A Nation’s Open Secret Told in Fiction

Title: House of Stone

Author: Novuyo Rosa Tshuma

Publisher: Atlantic Books

Cost: 1850/

 

I am a man on a mission. A vocation, call it, to remake the past, and a wish to fashion all that has been into being and becoming. So says Novuyo Rosa Tshuma’s protagonist Zamani in the prologue of her novel, House of Stone. My mother and most people who grew  up in Zimbabwe’s Midlands Province became politically conscious and rebelled against white minority governance by joining Zimbabwe African People’s Union (ZAPU). The party was led by the man they referred to as umdala wethu (our old man), Joshua Nkomo.   But then that enemy of African unity, ethnocentrism, happened leading to the party breaking up and the founding of Zimbabwe African Nation Union (ZANU). Despite both parties being from a country then known as Rhodesia, the parties named themselves after a historical empire that existed in the late Stone Age, the Great Zimbabwe Empire. The palace, it is said, was built of stone and was indestructible thus the name of the parties and the country – Dzimba dze mahwe – House of Stone.  Tshuma titling her novel after the name of the nation with such a rich heritage was therefore highly ambitious and made me nervous.  Which story of a nation do you tell that captures it well?

And yet she did.

Tshuma manages to tell the story of Zimbabwe which has been an open secret that has been and continues to be ignored. As unreliable a narrator as Zamani is through his interaction with the people he has decided will be his parents, Abednego and Mama Agnes, the historicity  of Tshuma’s novel cannot be ignored. House of Stone largely focuses on the Zimbabwean genocide that was Gukurahundi in the mid 80s. This is not the first time that this has been done in writing though.  Gukurahundi  was previously written about in the late Yvonne Vera’s novel,  The Stone Virgins and there is an impressive report of it by the Catholic Commission for Justice and Peace’s Report edited by Fr. Oskar Wemter. What Tshuma does is centre it as part of the bigger narrative of the country stemming from Ian Douglas Smith’s Unilateral Declaration of Independence from the British, to the necessary but problematic land reclamation ending in the last few years.
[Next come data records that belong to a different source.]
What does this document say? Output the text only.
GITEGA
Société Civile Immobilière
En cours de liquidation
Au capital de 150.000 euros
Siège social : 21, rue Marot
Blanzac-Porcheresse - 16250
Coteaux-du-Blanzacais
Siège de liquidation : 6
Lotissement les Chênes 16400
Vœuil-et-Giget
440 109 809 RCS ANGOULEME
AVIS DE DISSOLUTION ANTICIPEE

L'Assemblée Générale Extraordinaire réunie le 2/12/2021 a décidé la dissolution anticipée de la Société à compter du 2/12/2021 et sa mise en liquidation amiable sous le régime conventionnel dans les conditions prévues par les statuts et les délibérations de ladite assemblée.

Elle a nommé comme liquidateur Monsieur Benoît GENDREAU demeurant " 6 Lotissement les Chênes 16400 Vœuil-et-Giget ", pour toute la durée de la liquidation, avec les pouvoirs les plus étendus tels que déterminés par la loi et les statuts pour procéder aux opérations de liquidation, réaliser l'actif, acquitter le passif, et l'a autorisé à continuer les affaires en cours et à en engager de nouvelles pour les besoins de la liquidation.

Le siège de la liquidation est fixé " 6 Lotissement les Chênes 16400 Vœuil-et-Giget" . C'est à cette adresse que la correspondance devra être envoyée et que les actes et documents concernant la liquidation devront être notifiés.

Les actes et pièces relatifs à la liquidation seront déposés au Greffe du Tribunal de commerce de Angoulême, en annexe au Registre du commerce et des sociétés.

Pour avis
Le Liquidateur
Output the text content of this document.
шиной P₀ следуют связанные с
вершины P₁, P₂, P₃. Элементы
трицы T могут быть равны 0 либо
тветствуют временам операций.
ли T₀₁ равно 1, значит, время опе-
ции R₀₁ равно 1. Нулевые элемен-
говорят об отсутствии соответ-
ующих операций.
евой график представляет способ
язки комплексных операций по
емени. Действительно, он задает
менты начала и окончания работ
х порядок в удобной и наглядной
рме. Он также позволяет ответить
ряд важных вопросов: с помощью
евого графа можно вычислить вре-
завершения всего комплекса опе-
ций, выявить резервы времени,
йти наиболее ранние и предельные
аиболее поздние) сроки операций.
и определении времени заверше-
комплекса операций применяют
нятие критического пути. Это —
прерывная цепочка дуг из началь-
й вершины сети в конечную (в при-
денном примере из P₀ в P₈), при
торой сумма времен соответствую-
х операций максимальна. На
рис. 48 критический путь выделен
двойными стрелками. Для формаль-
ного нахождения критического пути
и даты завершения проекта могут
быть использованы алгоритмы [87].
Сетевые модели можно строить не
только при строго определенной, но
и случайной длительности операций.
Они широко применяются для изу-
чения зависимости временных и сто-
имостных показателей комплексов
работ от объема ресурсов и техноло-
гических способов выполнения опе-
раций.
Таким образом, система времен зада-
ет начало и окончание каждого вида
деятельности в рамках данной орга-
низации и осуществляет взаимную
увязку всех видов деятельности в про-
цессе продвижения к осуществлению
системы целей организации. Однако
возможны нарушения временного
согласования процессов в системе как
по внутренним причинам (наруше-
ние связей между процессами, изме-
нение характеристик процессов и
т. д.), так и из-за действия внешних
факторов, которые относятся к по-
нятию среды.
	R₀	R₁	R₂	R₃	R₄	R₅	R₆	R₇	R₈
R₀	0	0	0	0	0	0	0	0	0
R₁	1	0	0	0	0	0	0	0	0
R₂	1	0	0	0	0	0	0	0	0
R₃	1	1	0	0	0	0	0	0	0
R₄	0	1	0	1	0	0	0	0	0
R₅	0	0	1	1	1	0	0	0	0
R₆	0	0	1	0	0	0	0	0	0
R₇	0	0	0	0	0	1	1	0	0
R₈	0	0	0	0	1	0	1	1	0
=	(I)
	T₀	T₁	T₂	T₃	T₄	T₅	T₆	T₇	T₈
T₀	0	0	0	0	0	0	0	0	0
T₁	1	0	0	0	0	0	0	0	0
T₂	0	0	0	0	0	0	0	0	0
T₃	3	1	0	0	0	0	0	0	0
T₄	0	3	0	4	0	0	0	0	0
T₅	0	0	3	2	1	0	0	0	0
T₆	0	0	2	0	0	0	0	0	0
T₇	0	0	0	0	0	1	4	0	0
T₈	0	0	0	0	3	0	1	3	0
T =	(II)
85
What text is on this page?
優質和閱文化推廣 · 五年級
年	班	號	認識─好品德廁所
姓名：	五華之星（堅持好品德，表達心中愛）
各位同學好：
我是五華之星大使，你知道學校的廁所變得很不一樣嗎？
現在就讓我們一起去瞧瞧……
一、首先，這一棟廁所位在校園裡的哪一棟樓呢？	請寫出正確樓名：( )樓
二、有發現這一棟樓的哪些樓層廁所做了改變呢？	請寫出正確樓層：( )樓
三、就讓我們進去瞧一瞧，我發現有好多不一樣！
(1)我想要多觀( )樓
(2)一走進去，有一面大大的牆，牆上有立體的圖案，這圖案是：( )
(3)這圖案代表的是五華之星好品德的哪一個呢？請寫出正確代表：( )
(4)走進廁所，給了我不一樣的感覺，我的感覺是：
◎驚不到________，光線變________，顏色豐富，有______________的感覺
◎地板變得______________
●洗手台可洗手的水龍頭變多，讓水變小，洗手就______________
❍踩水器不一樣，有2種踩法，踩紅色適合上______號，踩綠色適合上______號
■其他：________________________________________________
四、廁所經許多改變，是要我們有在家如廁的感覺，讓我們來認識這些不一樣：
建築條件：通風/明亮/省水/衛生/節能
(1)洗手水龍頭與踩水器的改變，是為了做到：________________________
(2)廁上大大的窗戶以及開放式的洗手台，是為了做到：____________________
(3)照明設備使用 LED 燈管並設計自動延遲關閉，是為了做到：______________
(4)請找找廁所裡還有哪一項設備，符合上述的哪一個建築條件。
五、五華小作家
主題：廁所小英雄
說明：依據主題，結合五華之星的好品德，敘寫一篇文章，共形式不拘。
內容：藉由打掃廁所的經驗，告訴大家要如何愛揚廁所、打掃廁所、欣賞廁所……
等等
The book begins with Zamani and the only son of his landlord Bukhosi, at a rally for a new militant organization, Mthwakazi Secessionist Movement. The movement is started by a Diasporan in much the same way as other secessionists movements are in countries like Cameroon and Nigeria. And like secessionists movements elsewhere including Kenya with Mombasa Republican Council, the movement in Tshuma’s book uses the disillusionment and marginalization felt by the youth in a country that treats them like second class citizens to secede from the house of stone into a new nation where they will self-govern. During the rally, Bukhosi goes missing and it is now on Zamani to help the heartbroken parents in finding the only son they did not know enough.

What they also don’t know is that Zamani is not the innocent they assume he is.  He has decided to use their desire to seek information about Bukhosi to get some information that all the elders who survived the  Gukurahundi genocide that was  to Zimbabwe was the Wagalla Massacres were to Kenya, seem to want to forget. Zamani is calculating and manages to get close to Abednego by taking advantage of his alcoholism. He manages too, to get close to Mama Agnes through being supportive whenever she is the victim of domestic violence at the brutal hands of Abednego.

And in their state of vulnerability, the story of the house of stone unfolds.
Zamani, an orphan raised by his now late Uncle Fani, has decided that he, and not Bukhosi, is the son that Abednego and Mama Agnes should have had and while he realizes this, he has to make them aware of it too.  So deeply has Zamani now owned his identity as the surrogate child of the couple that as early as p90 he states:

The story of my surrogate-surrogate grandfather’s death has deteriorated my poor surrogate father to a stuttering mess.

Abednego, we have been told, is the product of a relationship between the white farmer and a village woman at a time when the colour bar is in place. The village knows who he is but Abednego refuses to acknowledge this history. When Abednego leaves the village for the city, he meets the beautiful Thandi (we think she is beautiful because Zamani is fixated on her and has decided she is so). Because he is in love, Abednego follows her in her revolutionary fervor and soon finds himself as a comrade fighting for the country’s independence. Or at least everyone thinks he has. In the same way as all those who came from exile in South Africa, Zimbabwe, Namibia and Mozambique are believed to have fought. Instead we find out on p121

He never got the honour of experiencing combat up close, my surrogate father. He was never deployed to the front, but stayed cooped up in his bunker thinking of that Farmer Thornton and talking to the apparitions of Thandi and his boy, right up until the end when, on that fateful day of 28 December 1979, just several days after that Lancaster Agreement

Back home though, he is hailed as a conquering hero who helped push out the white minority and bring freedom.  For a while the idea of a free country, even though the side Thandi and Abednego support, that of umdala, loses, they rejoice in the freedom. But it soon goes downhill when The Fifth Brigade enters Matabeleland and a people are massacred. Tshuma weaves fact and fiction as she recounts some of the more painful memories and people of that period.

P213  I shouldn’t have brought up Bhalagwe! But it’s the place where our hi-stories cross, mama Agnes and I, though she doesn’t know it. Just like how, unwittingly, my surrogate father and I crossed paths via that Black Jesus.

Bhalagwe and Black Jesus, incidentally, are the two nonfictional place and person in the above quotation. The latter, the nom de guerre of a former leader of The Fifth Brigade who is now a Minister in Zimbabwe’s current government. In Tshuma’s House of Stone, he is an important part of the narrative.

It is only upon putting the book down that what Tshuma does in 372 pages hits you in the solar plexus and make you question  humans’ ability to be inhuman.  It is this skill of using history to paint a memorable tale that makes for great historical novels and Tshuma’s is right there with the best of them. In fact, no story I have read yet tells the story of marginalization of a people in Zimbabwe quite as well as House of Stone does.  In weaving fact and fiction as effortlessly as she does, Tshuma makes us believe the truth of E.L.Doctorow that “There’s really no fiction or nonfiction; there is only narrative.” And what a painful narrative skillfully told House of Stone is. If Tshuma never writes another book (I really hope she does) she has entrenched her place into the history of literature with this book. A must read for lovers of history and good writing.